Wet lab experiments are slow and expensive, forcing scientists to pursue safer, incremental hypotheses. AI models can computationally test riskier, 'home run' ideas before committing lab resources. This de-risking makes scientists less hesitant to explore breakthrough concepts that could accelerate the field.

The history of AI, such as the 2012 AlexNet breakthrough, demonstrates that scaling compute and data on simpler, older algorithms often yields greater advances than designing intricate new ones. This "bitter lesson" suggests prioritizing scalability over algorithmic complexity for future progress.

When OpenAI started, the AI research community measured progress via peer-reviewed papers. OpenAI's contrarian move was to pour millions into GPUs and large-scale engineering aimed at tangible results, a strategy criticized by academics but which ultimately led to their breakthrough.

The core technology behind ChatGPT was available to developers for two years via the GPT-3 API. Its explosive adoption wasn't due to a sudden technical leap but to a simple, accessible UI, proving that distribution and user experience can be as disruptive as the underlying invention.

The PC revolution was sparked by thousands of hobbyists experimenting with cheap microprocessors in garages.
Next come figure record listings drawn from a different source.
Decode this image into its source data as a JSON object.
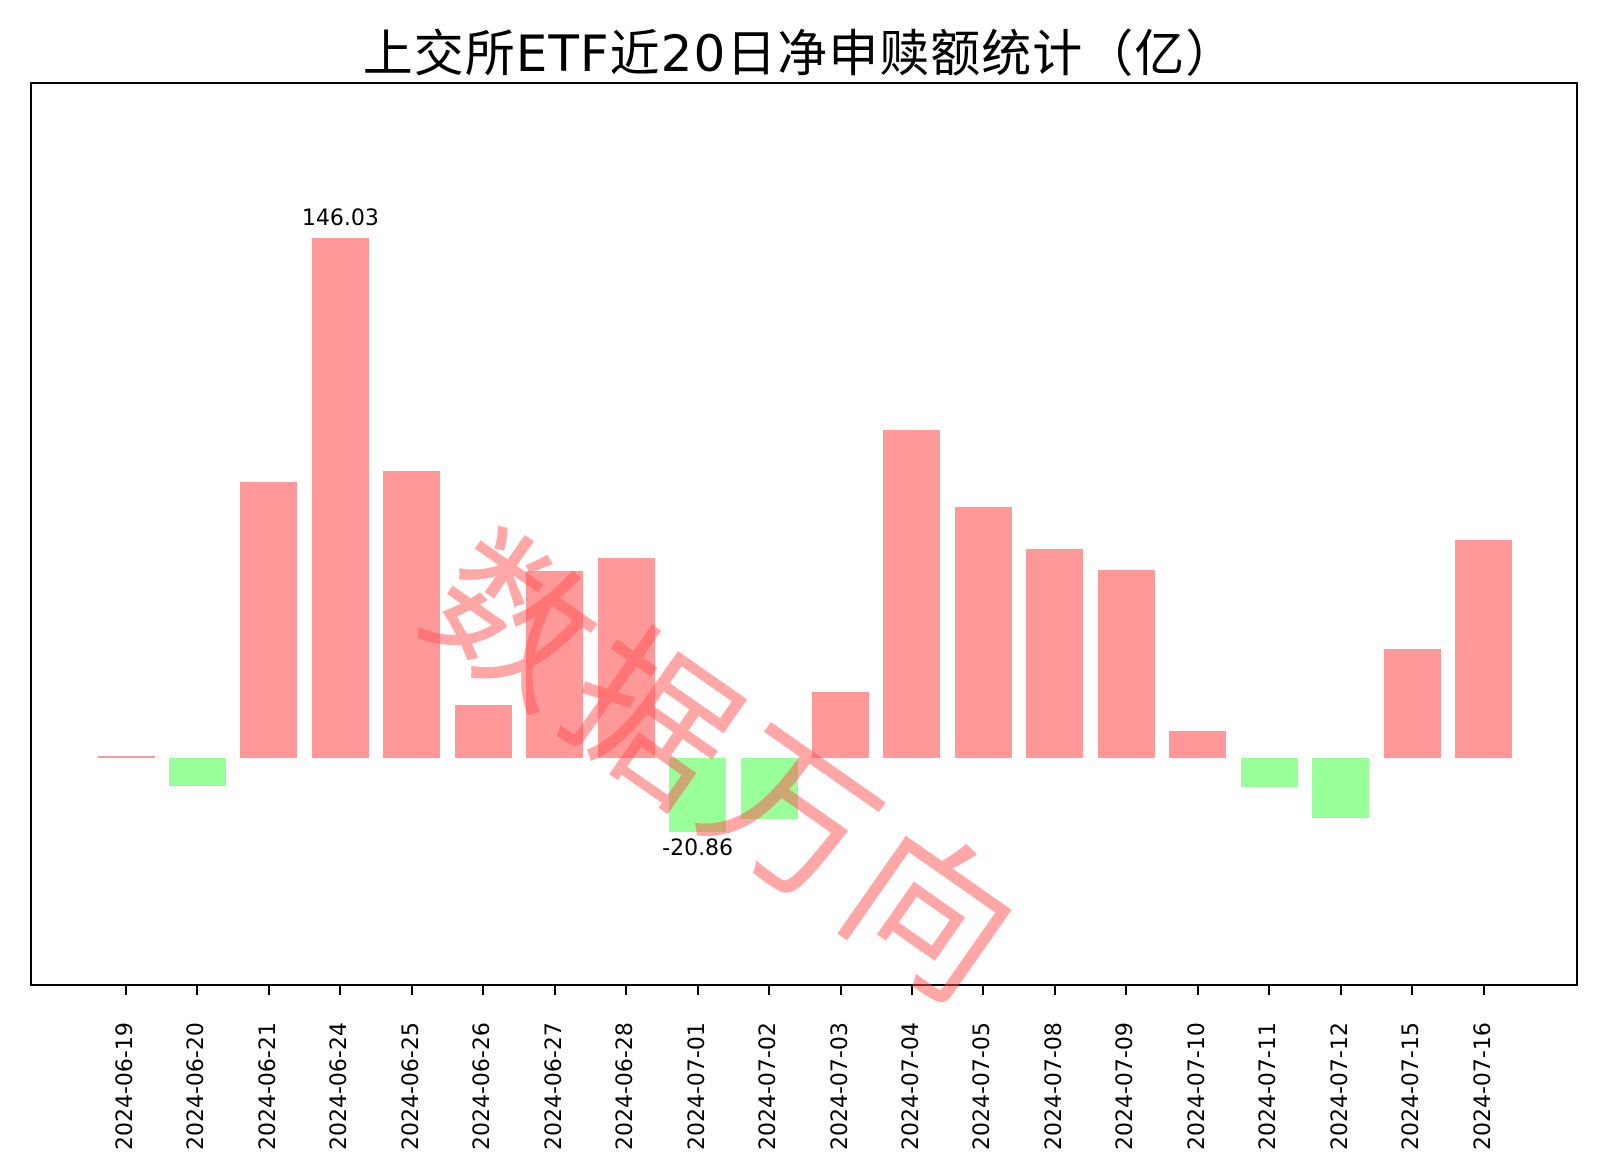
{
  "title": "上交所ETF近20日净申赎额统计（亿）",
  "watermark": "数据万向",
  "colors": {
    "positive": "#ff9999",
    "negative": "#99ff99"
  },
  "annotations": {
    "max_label": "146.03",
    "min_label": "-20.86"
  },
  "chart_data": {
    "type": "bar",
    "title": "上交所ETF近20日净申赎额统计（亿）",
    "xlabel": "",
    "ylabel": "",
    "categories": [
      "2024-06-19",
      "2024-06-20",
      "2024-06-21",
      "2024-06-24",
      "2024-06-25",
      "2024-06-26",
      "2024-06-27",
      "2024-06-28",
      "2024-07-01",
      "2024-07-02",
      "2024-07-03",
      "2024-07-04",
      "2024-07-05",
      "2024-07-08",
      "2024-07-09",
      "2024-07-10",
      "2024-07-11",
      "2024-07-12",
      "2024-07-15",
      "2024-07-16"
    ],
    "values": [
      0.6,
      -7.9,
      77.5,
      146.03,
      80.6,
      14.9,
      52.5,
      56.2,
      -20.86,
      -17.2,
      18.5,
      92.1,
      70.5,
      58.7,
      52.8,
      7.6,
      -8.1,
      -16.9,
      30.6,
      61.2
    ],
    "annotations": [
      {
        "category": "2024-06-24",
        "text": "146.03"
      },
      {
        "category": "2024-07-01",
        "text": "-20.86"
      }
    ],
    "ylim": [
      -64,
      211
    ],
    "grid": false,
    "legend": null,
    "y_axis_visible": false
  }
}
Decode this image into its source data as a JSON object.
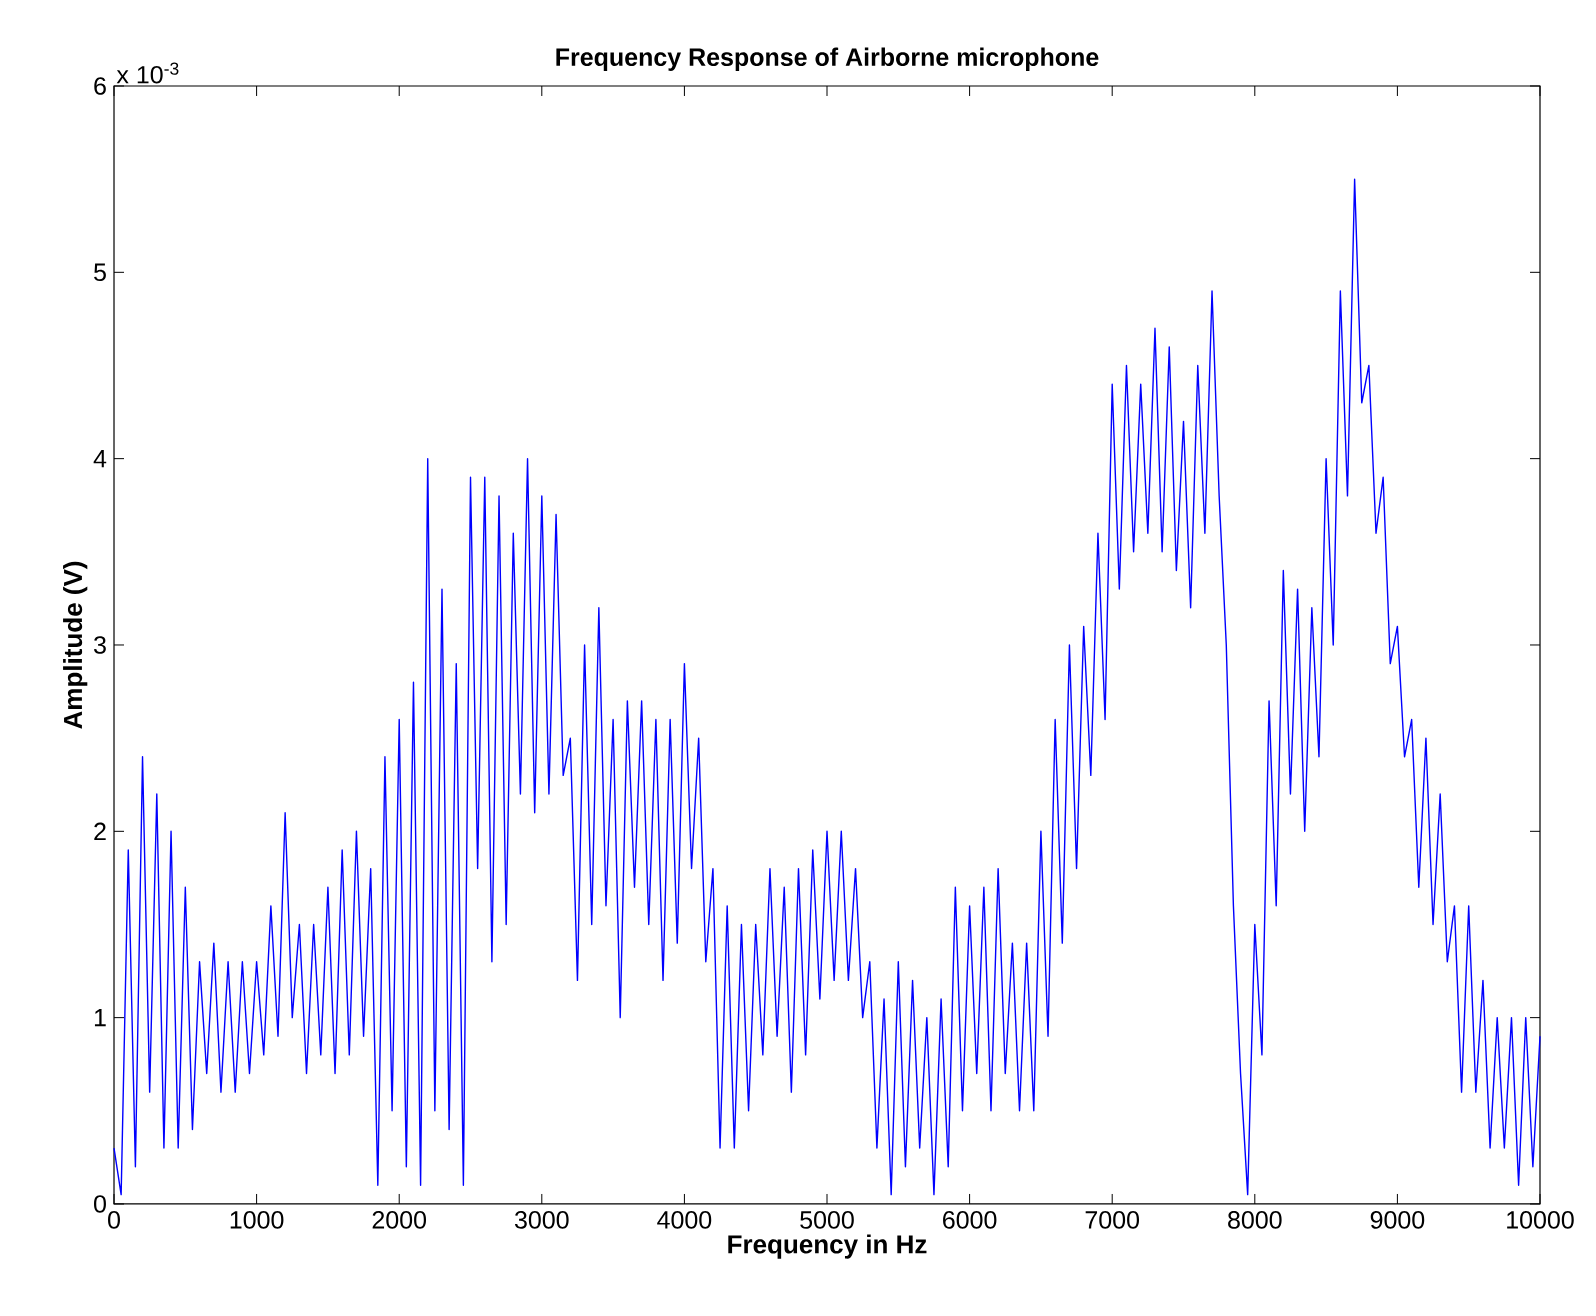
{
  "chart_data": {
    "type": "line",
    "title": "Frequency Response of Airborne microphone",
    "xlabel": "Frequency in Hz",
    "ylabel": "Amplitude (V)",
    "annotations": [
      "x 10$^{-3}$"
    ],
    "x": [
      0,
      50,
      100,
      150,
      200,
      250,
      300,
      350,
      400,
      450,
      500,
      550,
      600,
      650,
      700,
      750,
      800,
      850,
      900,
      950,
      1000,
      1050,
      1100,
      1150,
      1200,
      1250,
      1300,
      1350,
      1400,
      1450,
      1500,
      1550,
      1600,
      1650,
      1700,
      1750,
      1800,
      1850,
      1900,
      1950,
      2000,
      2050,
      2100,
      2150,
      2200,
      2250,
      2300,
      2350,
      2400,
      2450,
      2500,
      2550,
      2600,
      2650,
      2700,
      2750,
      2800,
      2850,
      2900,
      2950,
      3000,
      3050,
      3100,
      3150,
      3200,
      3250,
      3300,
      3350,
      3400,
      3450,
      3500,
      3550,
      3600,
      3650,
      3700,
      3750,
      3800,
      3850,
      3900,
      3950,
      4000,
      4050,
      4100,
      4150,
      4200,
      4250,
      4300,
      4350,
      4400,
      4450,
      4500,
      4550,
      4600,
      4650,
      4700,
      4750,
      4800,
      4850,
      4900,
      4950,
      5000,
      5050,
      5100,
      5150,
      5200,
      5250,
      5300,
      5350,
      5400,
      5450,
      5500,
      5550,
      5600,
      5650,
      5700,
      5750,
      5800,
      5850,
      5900,
      5950,
      6000,
      6050,
      6100,
      6150,
      6200,
      6250,
      6300,
      6350,
      6400,
      6450,
      6500,
      6550,
      6600,
      6650,
      6700,
      6750,
      6800,
      6850,
      6900,
      6950,
      7000,
      7050,
      7100,
      7150,
      7200,
      7250,
      7300,
      7350,
      7400,
      7450,
      7500,
      7550,
      7600,
      7650,
      7700,
      7750,
      7800,
      7850,
      7900,
      7950,
      8000,
      8050,
      8100,
      8150,
      8200,
      8250,
      8300,
      8350,
      8400,
      8450,
      8500,
      8550,
      8600,
      8650,
      8700,
      8750,
      8800,
      8850,
      8900,
      8950,
      9000,
      9050,
      9100,
      9150,
      9200,
      9250,
      9300,
      9350,
      9400,
      9450,
      9500,
      9550,
      9600,
      9650,
      9700,
      9750,
      9800,
      9850,
      9900,
      9950,
      10000
    ],
    "series": [
      {
        "color": "#0000ff",
        "values": [
          0.3,
          0.05,
          1.9,
          0.2,
          2.4,
          0.6,
          2.2,
          0.3,
          2.0,
          0.3,
          1.7,
          0.4,
          1.3,
          0.7,
          1.4,
          0.6,
          1.3,
          0.6,
          1.3,
          0.7,
          1.3,
          0.8,
          1.6,
          0.9,
          2.1,
          1.0,
          1.5,
          0.7,
          1.5,
          0.8,
          1.7,
          0.7,
          1.9,
          0.8,
          2.0,
          0.9,
          1.8,
          0.1,
          2.4,
          0.5,
          2.6,
          0.2,
          2.8,
          0.1,
          4.0,
          0.5,
          3.3,
          0.4,
          2.9,
          0.1,
          3.9,
          1.8,
          3.9,
          1.3,
          3.8,
          1.5,
          3.6,
          2.2,
          4.0,
          2.1,
          3.8,
          2.2,
          3.7,
          2.3,
          2.5,
          1.2,
          3.0,
          1.5,
          3.2,
          1.6,
          2.6,
          1.0,
          2.7,
          1.7,
          2.7,
          1.5,
          2.6,
          1.2,
          2.6,
          1.4,
          2.9,
          1.8,
          2.5,
          1.3,
          1.8,
          0.3,
          1.6,
          0.3,
          1.5,
          0.5,
          1.5,
          0.8,
          1.8,
          0.9,
          1.7,
          0.6,
          1.8,
          0.8,
          1.9,
          1.1,
          2.0,
          1.2,
          2.0,
          1.2,
          1.8,
          1.0,
          1.3,
          0.3,
          1.1,
          0.05,
          1.3,
          0.2,
          1.2,
          0.3,
          1.0,
          0.05,
          1.1,
          0.2,
          1.7,
          0.5,
          1.6,
          0.7,
          1.7,
          0.5,
          1.8,
          0.7,
          1.4,
          0.5,
          1.4,
          0.5,
          2.0,
          0.9,
          2.6,
          1.4,
          3.0,
          1.8,
          3.1,
          2.3,
          3.6,
          2.6,
          4.4,
          3.3,
          4.5,
          3.5,
          4.4,
          3.6,
          4.7,
          3.5,
          4.6,
          3.4,
          4.2,
          3.2,
          4.5,
          3.6,
          4.9,
          3.8,
          3.0,
          1.6,
          0.7,
          0.05,
          1.5,
          0.8,
          2.7,
          1.6,
          3.4,
          2.2,
          3.3,
          2.0,
          3.2,
          2.4,
          4.0,
          3.0,
          4.9,
          3.8,
          5.5,
          4.3,
          4.5,
          3.6,
          3.9,
          2.9,
          3.1,
          2.4,
          2.6,
          1.7,
          2.5,
          1.5,
          2.2,
          1.3,
          1.6,
          0.6,
          1.6,
          0.6,
          1.2,
          0.3,
          1.0,
          0.3,
          1.0,
          0.1,
          1.0,
          0.2,
          0.9
        ]
      }
    ],
    "xlim": [
      0,
      10000
    ],
    "ylim": [
      0,
      6
    ],
    "xticks": [
      0,
      1000,
      2000,
      3000,
      4000,
      5000,
      6000,
      7000,
      8000,
      9000,
      10000
    ],
    "yticks": [
      0,
      1,
      2,
      3,
      4,
      5,
      6
    ],
    "grid": false,
    "marker": "none",
    "line_style": "solid"
  }
}
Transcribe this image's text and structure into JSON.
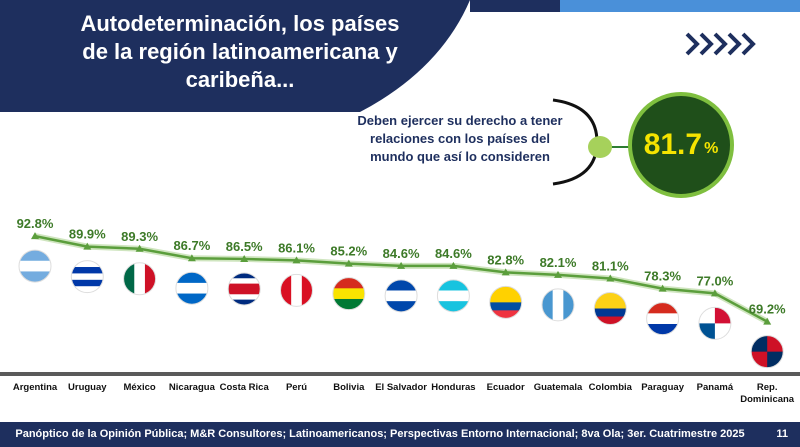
{
  "header": {
    "title": "Autodeterminación, los países\nde la región latinoamericana y\ncaribeña...",
    "colors": {
      "navy": "#1e2f5e",
      "blue_accent": "#4a90d9"
    }
  },
  "callout": {
    "statement": "Deben ejercer su derecho a tener\nrelaciones con los países del\nmundo que así lo consideren",
    "value": "81.7",
    "unit": "%"
  },
  "chart_data": {
    "type": "line",
    "title": "",
    "categories": [
      "Argentina",
      "Uruguay",
      "México",
      "Nicaragua",
      "Costa Rica",
      "Perú",
      "Bolivia",
      "El Salvador",
      "Honduras",
      "Ecuador",
      "Guatemala",
      "Colombia",
      "Paraguay",
      "Panamá",
      "Rep.\nDominicana"
    ],
    "values": [
      92.8,
      89.9,
      89.3,
      86.7,
      86.5,
      86.1,
      85.2,
      84.6,
      84.6,
      82.8,
      82.1,
      81.1,
      78.3,
      77.0,
      69.2
    ],
    "labels": [
      "92.8%",
      "89.9%",
      "89.3%",
      "86.7%",
      "86.5%",
      "86.1%",
      "85.2%",
      "84.6%",
      "84.6%",
      "82.8%",
      "82.1%",
      "81.1%",
      "78.3%",
      "77.0%",
      "69.2%"
    ],
    "ylim": [
      60,
      100
    ],
    "xlabel": "",
    "ylabel": "",
    "line_color": "#5b9e3c",
    "label_color": "#3d7a28",
    "flag_icons": [
      "argentina-flag-icon",
      "uruguay-flag-icon",
      "mexico-flag-icon",
      "nicaragua-flag-icon",
      "costa-rica-flag-icon",
      "peru-flag-icon",
      "bolivia-flag-icon",
      "el-salvador-flag-icon",
      "honduras-flag-icon",
      "ecuador-flag-icon",
      "guatemala-flag-icon",
      "colombia-flag-icon",
      "paraguay-flag-icon",
      "panama-flag-icon",
      "dominican-republic-flag-icon"
    ]
  },
  "footer": {
    "source": "Panóptico de la Opinión Pública; M&R Consultores; Latinoamericanos; Perspectivas Entorno Internacional; 8va Ola; 3er. Cuatrimestre 2025",
    "page": "11"
  }
}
True innovation waves are distributed and permissionless. Today's AI, dominated by expensive, proprietary models from large incumbents, may stifle this crucial experimentation phase, limiting its revolutionary potential.

The initial magic of GitHub's Copilot wasn't its accuracy but its profound understanding of natural language. Early versions had a code completion acceptance rate of only 20%, yet the moments it correctly interpreted human intent were so powerful they signaled a fundamental technology shift.

Luckey's invention method involves researching historical concepts discarded because enabling technology was inadequate. With modern advancements, these old ideas become powerful breakthroughs. The Oculus Rift's success stemmed from applying modern GPUs to a 1980s NASA technique that was previously too computationally expensive.

AI development has evolved to where models can be directed using human-like language. Instead of complex prompt engineering or fine-tuning, developers can provide instructions, documentation, and context in plain English to guide the AI's behavior, democratizing access to sophisticated outcomes.

Current LLMs fail at science because they lack the ability to iterate. True scientific inquiry is a loop: form a hypothesis, conduct an experiment, analyze the result (even if incorrect), and refine. AI needs this same iterative capability with the real world to make genuine discoveries.